The biotech industry uses the same strategy: keep states and municipalities competing with each other with the lure of mega-bucks. The governments then subsidize and over-build biotech research and research sites, they compete for tiny slices of the big pie while corporate taxes go down and profits go up, up, up. The company just packs up, relocates and leaves most former employees jobless when a better deal is offered elsewhere.

The research derived from publicly funded biotech research centers will be turned over to private companies to patent and generate obscene profits. And those wonderful medical technologies the research generates, the ones that will create new cures for disease and save lives? You can forget about that if you don't have medical insurance--and less and less Missourians have health insurance, especially after Blunt cut the state's Medicaid program. Even if you do have medical insurance, higher and higher costs and deductibles will make it likely these advanced biotech medical technologies will be available mostly to the rich.

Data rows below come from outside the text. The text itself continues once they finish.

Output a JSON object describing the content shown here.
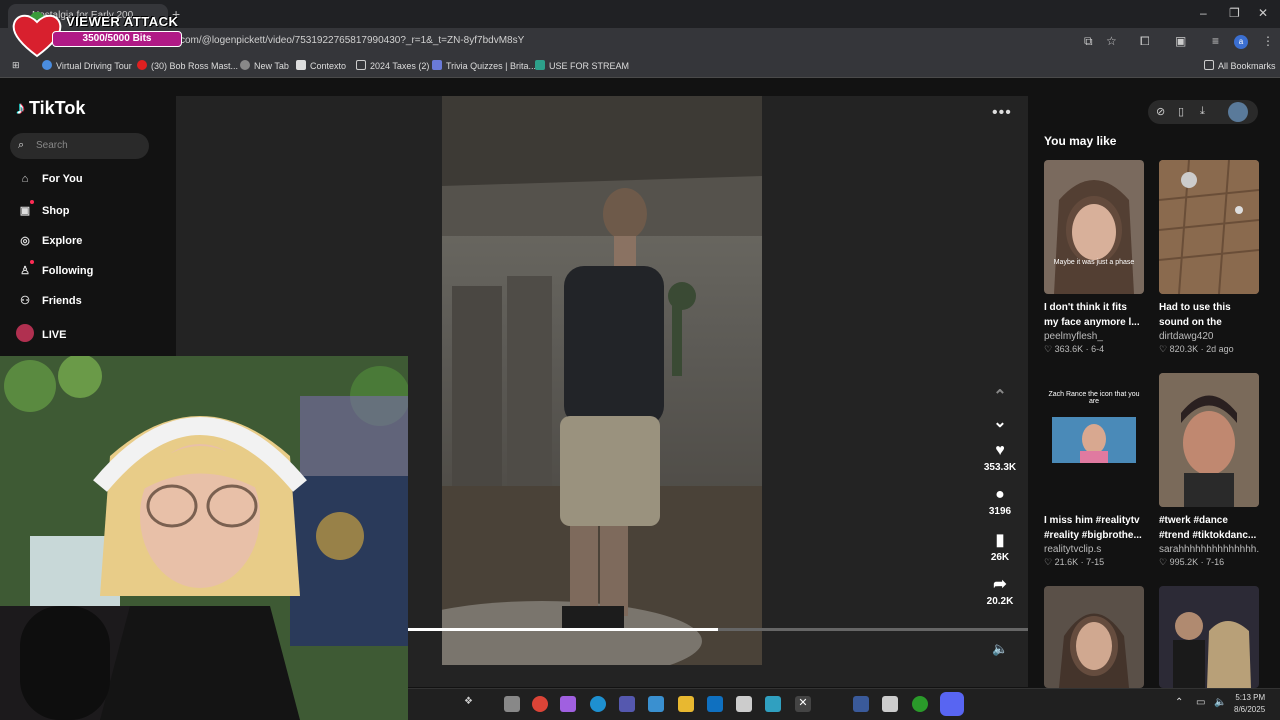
{
  "browser": {
    "tab_title": "Nostalgia for Early 200...",
    "url": "com/@logenpickett/video/7531922765817990430?_r=1&_t=ZN-8yf7bdvM8sY",
    "bookmarks": [
      "Virtual Driving Tour",
      "(30) Bob Ross Mast...",
      "New Tab",
      "Contexto",
      "2024 Taxes (2)",
      "Trivia Quizzes | Brita...",
      "USE FOR STREAM"
    ],
    "all_bookmarks": "All Bookmarks",
    "profile_initial": "a"
  },
  "overlay": {
    "title": "VIEWER ATTACK",
    "bits": "3500/5000 Bits",
    "bits_progress": 0.7
  },
  "tiktok": {
    "logo": "TikTok",
    "search_placeholder": "Search",
    "nav": [
      "For You",
      "Shop",
      "Explore",
      "Following",
      "Friends",
      "LIVE"
    ]
  },
  "video": {
    "likes": "353.3K",
    "comments": "3196",
    "saves": "26K",
    "shares": "20.2K",
    "progress": 0.5
  },
  "side": {
    "heading": "You may like",
    "cards": [
      {
        "title": "I don't think it fits my face anymore l...",
        "user": "peelmyflesh_",
        "likes": "363.6K",
        "date": "6-4",
        "caption": "Maybe it was just a phase",
        "color": "#7a6a5e"
      },
      {
        "title": "Had to use this sound on the origin...",
        "user": "dirtdawg420",
        "likes": "820.3K",
        "date": "2d ago",
        "caption": "",
        "color": "#8a6a4e"
      },
      {
        "title": "I miss him #realitytv #reality #bigbrothe...",
        "user": "realitytvclip.s",
        "likes": "21.6K",
        "date": "7-15",
        "caption": "Zach Rance the icon that you are",
        "color": "#121212"
      },
      {
        "title": "#twerk #dance #trend #tiktokdanc...",
        "user": "sarahhhhhhhhhhhhhh...",
        "likes": "995.2K",
        "date": "7-16",
        "caption": "",
        "color": "#6a5548"
      },
      {
        "title": "",
        "user": "",
        "likes": "",
        "date": "",
        "caption": "",
        "color": "#5a5048"
      },
      {
        "title": "",
        "user": "",
        "likes": "",
        "date": "",
        "caption": "",
        "color": "#2c2a36"
      }
    ]
  },
  "taskbar": {
    "time": "5:13 PM",
    "date": "8/6/2025"
  }
}
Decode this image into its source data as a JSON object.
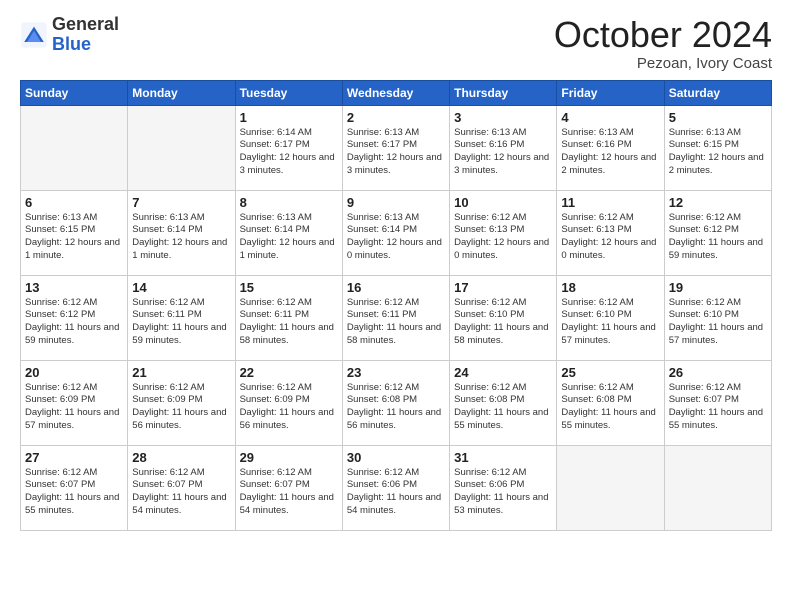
{
  "logo": {
    "general": "General",
    "blue": "Blue"
  },
  "header": {
    "month": "October 2024",
    "location": "Pezoan, Ivory Coast"
  },
  "weekdays": [
    "Sunday",
    "Monday",
    "Tuesday",
    "Wednesday",
    "Thursday",
    "Friday",
    "Saturday"
  ],
  "weeks": [
    [
      {
        "day": "",
        "info": ""
      },
      {
        "day": "",
        "info": ""
      },
      {
        "day": "1",
        "info": "Sunrise: 6:14 AM\nSunset: 6:17 PM\nDaylight: 12 hours and 3 minutes."
      },
      {
        "day": "2",
        "info": "Sunrise: 6:13 AM\nSunset: 6:17 PM\nDaylight: 12 hours and 3 minutes."
      },
      {
        "day": "3",
        "info": "Sunrise: 6:13 AM\nSunset: 6:16 PM\nDaylight: 12 hours and 3 minutes."
      },
      {
        "day": "4",
        "info": "Sunrise: 6:13 AM\nSunset: 6:16 PM\nDaylight: 12 hours and 2 minutes."
      },
      {
        "day": "5",
        "info": "Sunrise: 6:13 AM\nSunset: 6:15 PM\nDaylight: 12 hours and 2 minutes."
      }
    ],
    [
      {
        "day": "6",
        "info": "Sunrise: 6:13 AM\nSunset: 6:15 PM\nDaylight: 12 hours and 1 minute."
      },
      {
        "day": "7",
        "info": "Sunrise: 6:13 AM\nSunset: 6:14 PM\nDaylight: 12 hours and 1 minute."
      },
      {
        "day": "8",
        "info": "Sunrise: 6:13 AM\nSunset: 6:14 PM\nDaylight: 12 hours and 1 minute."
      },
      {
        "day": "9",
        "info": "Sunrise: 6:13 AM\nSunset: 6:14 PM\nDaylight: 12 hours and 0 minutes."
      },
      {
        "day": "10",
        "info": "Sunrise: 6:12 AM\nSunset: 6:13 PM\nDaylight: 12 hours and 0 minutes."
      },
      {
        "day": "11",
        "info": "Sunrise: 6:12 AM\nSunset: 6:13 PM\nDaylight: 12 hours and 0 minutes."
      },
      {
        "day": "12",
        "info": "Sunrise: 6:12 AM\nSunset: 6:12 PM\nDaylight: 11 hours and 59 minutes."
      }
    ],
    [
      {
        "day": "13",
        "info": "Sunrise: 6:12 AM\nSunset: 6:12 PM\nDaylight: 11 hours and 59 minutes."
      },
      {
        "day": "14",
        "info": "Sunrise: 6:12 AM\nSunset: 6:11 PM\nDaylight: 11 hours and 59 minutes."
      },
      {
        "day": "15",
        "info": "Sunrise: 6:12 AM\nSunset: 6:11 PM\nDaylight: 11 hours and 58 minutes."
      },
      {
        "day": "16",
        "info": "Sunrise: 6:12 AM\nSunset: 6:11 PM\nDaylight: 11 hours and 58 minutes."
      },
      {
        "day": "17",
        "info": "Sunrise: 6:12 AM\nSunset: 6:10 PM\nDaylight: 11 hours and 58 minutes."
      },
      {
        "day": "18",
        "info": "Sunrise: 6:12 AM\nSunset: 6:10 PM\nDaylight: 11 hours and 57 minutes."
      },
      {
        "day": "19",
        "info": "Sunrise: 6:12 AM\nSunset: 6:10 PM\nDaylight: 11 hours and 57 minutes."
      }
    ],
    [
      {
        "day": "20",
        "info": "Sunrise: 6:12 AM\nSunset: 6:09 PM\nDaylight: 11 hours and 57 minutes."
      },
      {
        "day": "21",
        "info": "Sunrise: 6:12 AM\nSunset: 6:09 PM\nDaylight: 11 hours and 56 minutes."
      },
      {
        "day": "22",
        "info": "Sunrise: 6:12 AM\nSunset: 6:09 PM\nDaylight: 11 hours and 56 minutes."
      },
      {
        "day": "23",
        "info": "Sunrise: 6:12 AM\nSunset: 6:08 PM\nDaylight: 11 hours and 56 minutes."
      },
      {
        "day": "24",
        "info": "Sunrise: 6:12 AM\nSunset: 6:08 PM\nDaylight: 11 hours and 55 minutes."
      },
      {
        "day": "25",
        "info": "Sunrise: 6:12 AM\nSunset: 6:08 PM\nDaylight: 11 hours and 55 minutes."
      },
      {
        "day": "26",
        "info": "Sunrise: 6:12 AM\nSunset: 6:07 PM\nDaylight: 11 hours and 55 minutes."
      }
    ],
    [
      {
        "day": "27",
        "info": "Sunrise: 6:12 AM\nSunset: 6:07 PM\nDaylight: 11 hours and 55 minutes."
      },
      {
        "day": "28",
        "info": "Sunrise: 6:12 AM\nSunset: 6:07 PM\nDaylight: 11 hours and 54 minutes."
      },
      {
        "day": "29",
        "info": "Sunrise: 6:12 AM\nSunset: 6:07 PM\nDaylight: 11 hours and 54 minutes."
      },
      {
        "day": "30",
        "info": "Sunrise: 6:12 AM\nSunset: 6:06 PM\nDaylight: 11 hours and 54 minutes."
      },
      {
        "day": "31",
        "info": "Sunrise: 6:12 AM\nSunset: 6:06 PM\nDaylight: 11 hours and 53 minutes."
      },
      {
        "day": "",
        "info": ""
      },
      {
        "day": "",
        "info": ""
      }
    ]
  ]
}
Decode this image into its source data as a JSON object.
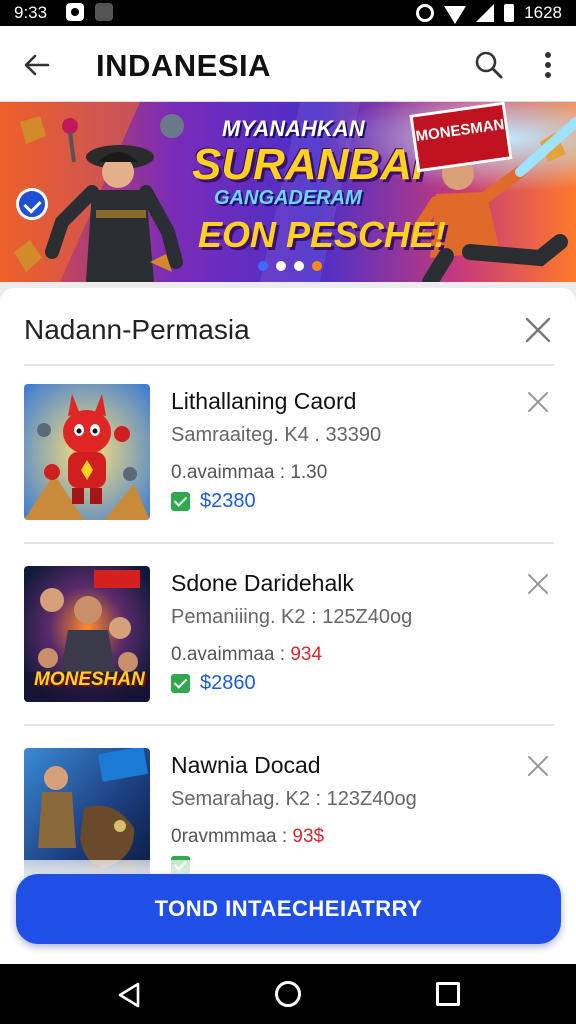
{
  "status_bar": {
    "time": "9:33",
    "right_text": "1628"
  },
  "app_bar": {
    "title": "INDANESIA",
    "back_icon": "arrow-left-icon",
    "search_icon": "search-icon",
    "more_icon": "more-vert-icon"
  },
  "banner": {
    "line1": "MYANAHKAN",
    "line2": "SURANBAI",
    "line3": "GANGADERAM",
    "line4": "EON PESCHE!",
    "sign_text": "MONESMAN",
    "dots": [
      "#3b6cff",
      "#ffffff",
      "#ffffff",
      "#ff8a1f"
    ]
  },
  "card": {
    "title": "Nadann-Permasia",
    "items": [
      {
        "name": "Lithallaning Caord",
        "sub": "Samraaiteg. K4 . 33390",
        "meta_label": "0.avaimmaa : ",
        "meta_value": "1.30",
        "price": "$2380",
        "thumb": "red-hero"
      },
      {
        "name": "Sdone Daridehalk",
        "sub": "Pemaniiing. K2 : 125Z40og",
        "meta_label": "0.avaimmaa : ",
        "meta_value": "934",
        "price": "$2860",
        "thumb": "moneshan"
      },
      {
        "name": "Nawnia Docad",
        "sub": "Semarahag. K2 : 123Z40og",
        "meta_label": "0ravmmmaa : ",
        "meta_value": "93$",
        "price": "",
        "thumb": "soldier"
      }
    ]
  },
  "cta": {
    "label": "TOND INTAECHEIATRRY"
  },
  "colors": {
    "primary": "#1f4fe6",
    "price": "#1c5bd6",
    "highlight": "#d42a2a",
    "check": "#2fa84f"
  }
}
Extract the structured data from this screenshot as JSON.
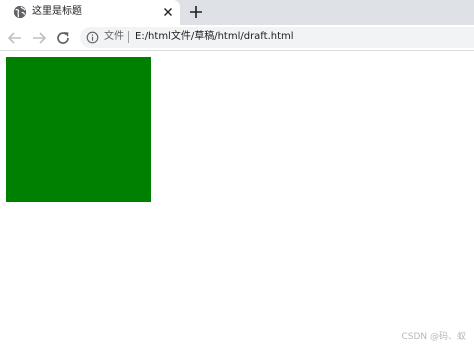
{
  "browser": {
    "tab": {
      "title": "这里是标题",
      "favicon": "globe-icon",
      "close_icon": "close-icon"
    },
    "new_tab_icon": "plus-icon",
    "toolbar": {
      "back_icon": "back-arrow-icon",
      "forward_icon": "forward-arrow-icon",
      "reload_icon": "reload-icon"
    },
    "omnibox": {
      "info_icon": "info-icon",
      "security_label": "文件",
      "url": "E:/html文件/草稿/html/draft.html"
    }
  },
  "page": {
    "box_color": "#008000"
  },
  "watermark": "CSDN @码、蚁"
}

As it is now, St. Louis City Schools must go begging for money. Money for public health care is shrinking. When the Gateway Greens confronted the city this year about the lead emergency the city has (see page five), city officials told them that they did not have the money to abate all the properties that are contaminated by lead, properties that continue to poison children. As for St. Louis' north side, there never seems to be money available for much-needed redevelopment.

Biotech companies, such as Monsanto and other wealthy corporations, have been feeding at the public trough for quite some time. When they come asking for money, there is apparently plenty available--for them. This is more than corporate welfare--it is class warfare.